In Brazil, Nancy Scheper-Hughes studied three generations of women in poor rural areas some of whom participated in killing their children because they felt they were meant to die. They looked for signs in the babies that showed them to be "mere household guests" passing through life. The infant was not seen as a real person but a little creature, not yet fully human. Similar things happened in India and in some parts of Africa during famines and in times of political chaos when the social norms collapsed.

SARAH HRDY, author of Mother Nature: a history of mothers, infants and natural selection.

A New Theory of Motherhood and Natural Selection. How could natural selection have produced a female that delivers babies so far beyond her capacities to rear? asks anthropologist Sarah Hrdy. A chimp or gorilla mother lactates for three to six years but once she's weaned the baby, it's completely on its own. Not so for human mothers whose children aren't independent until age 18 and who often bear other siblings inbetween. "We differ from all other apes and most monkeys in that we're cooperative breeders," she maintains, behaving more like marmosets or wild dogs in this respect. Most primate mothers rear their young without assistance. Women require more support because it takes so long for humans to mature sufficiently to provision themselves. That's why human infants are at greater risk from maternal abandonment. Human mothers are unusually sensitive to how much social support they are likely to have and explains why they are more prone to abandon babies and commit infanticide than other primates. Deliberate killing of her own infant has never been observed in wild primates.  

LYNNE BOLLES, head of the AAA's section on feminist anthropology.

The father shirks his role. Mothering is seen as biological and natural whereas fatherhood is seen as social and detached. When women do something against their children it's viewed as a crime against nature. "Note how the emphasis has been put on Andrea Yates while her husband was very much the enabler.
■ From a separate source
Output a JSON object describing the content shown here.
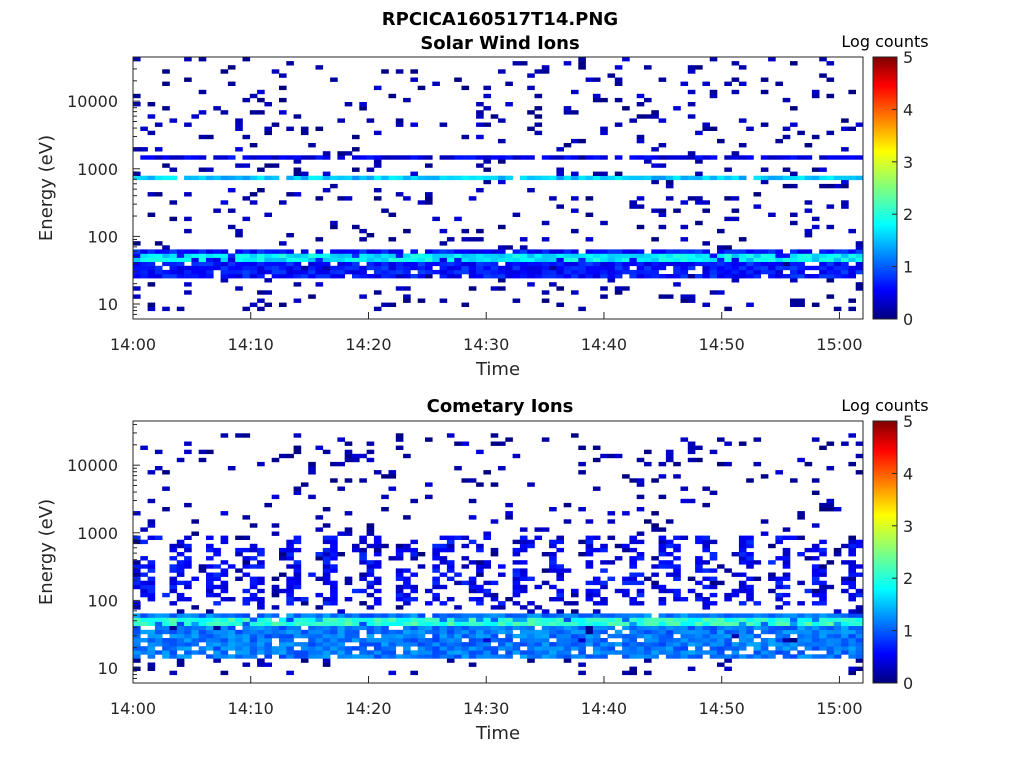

If you loved someone and knew she was severely ill each time she gave birth to another child, you'd think you'd do something about it. He limited her to the home and she had a child, and a hospital admission, almost every 18 months. Practicing birth control was a very simple thing he could have done. But he didn't."

Death as escape or resistance. African women on board slave ships crossing the Atlantic during the 16th and 17th centuries killed their children because they were demoralized about being enslaved and wanted their child "to be in a better place - and it wasn't earth," Lynne Bolles says. Some killed themselves at the same time. The same thing happened in the U.S. when slave women were raped. "It was a form of resistance; you weren't a human being, you were a commodity."